Mozambique lion numbers 'grow as elephants poached'

A lion and a lioness rest at Lion Park, near Pretoria, on June 29, 2010. Image copyright AFP
Image caption Lions are found in most countries in sub-Saharan Africa

The lion population at Mozambique's largest game reserve has risen partly because they are feeding on elephants killed by poachers, a conservationist has told the BBC.

Lions at the Niassa National Reserve also prey on baby elephants orphaned by poachers, Colleen Begg said.

Poachers kill the elephants to remove their tusks but leave the carcasses.

There is huge demand in Asia for tusks, which are used for medicinal purposes and as ornaments.

Mrs Begg, who heads the Niassa Carnivore Project, told the BBC the number of lions at the game reserve had increased over the last decade to between 800 and 1,000.

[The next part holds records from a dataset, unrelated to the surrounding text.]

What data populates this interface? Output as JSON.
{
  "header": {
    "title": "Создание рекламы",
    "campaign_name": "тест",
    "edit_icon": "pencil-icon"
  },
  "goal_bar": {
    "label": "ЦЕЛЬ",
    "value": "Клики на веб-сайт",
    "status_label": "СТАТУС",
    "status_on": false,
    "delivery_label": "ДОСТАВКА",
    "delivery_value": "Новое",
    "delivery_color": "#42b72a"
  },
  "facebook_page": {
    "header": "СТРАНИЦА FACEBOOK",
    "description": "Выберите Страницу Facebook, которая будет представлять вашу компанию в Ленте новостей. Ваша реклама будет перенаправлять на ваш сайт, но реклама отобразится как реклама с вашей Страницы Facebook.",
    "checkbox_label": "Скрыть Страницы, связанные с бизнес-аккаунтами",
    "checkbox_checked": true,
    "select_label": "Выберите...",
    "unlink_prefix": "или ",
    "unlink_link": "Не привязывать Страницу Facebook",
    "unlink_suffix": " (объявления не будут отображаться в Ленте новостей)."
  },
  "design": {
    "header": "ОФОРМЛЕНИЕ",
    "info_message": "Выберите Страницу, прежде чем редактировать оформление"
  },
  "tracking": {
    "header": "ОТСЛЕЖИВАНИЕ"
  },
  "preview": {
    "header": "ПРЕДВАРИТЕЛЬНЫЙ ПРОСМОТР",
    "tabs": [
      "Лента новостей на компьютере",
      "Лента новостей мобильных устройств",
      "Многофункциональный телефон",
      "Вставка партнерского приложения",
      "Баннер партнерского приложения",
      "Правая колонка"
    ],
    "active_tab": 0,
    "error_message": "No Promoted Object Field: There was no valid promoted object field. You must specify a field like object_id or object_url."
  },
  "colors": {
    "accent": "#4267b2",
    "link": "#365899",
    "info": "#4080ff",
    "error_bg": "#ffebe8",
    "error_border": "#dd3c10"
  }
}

"The death of 6,000-7,000 elephants since 2011 has resulted in a large amount of meat that was previously unavailable," she said.

"In 2009, we recorded our first calf eaten by lions and this has also steadily increased as these are orphans that are easy to catch," she added.

The heavy poaching of elephants has benefited lions whose populations increase quickly if there is more food, Mrs Begg said.

On average, a lion eats up to seven kilograms (15 pounds) of meat a day while a female elephant provides them with 3,500 kg, she added.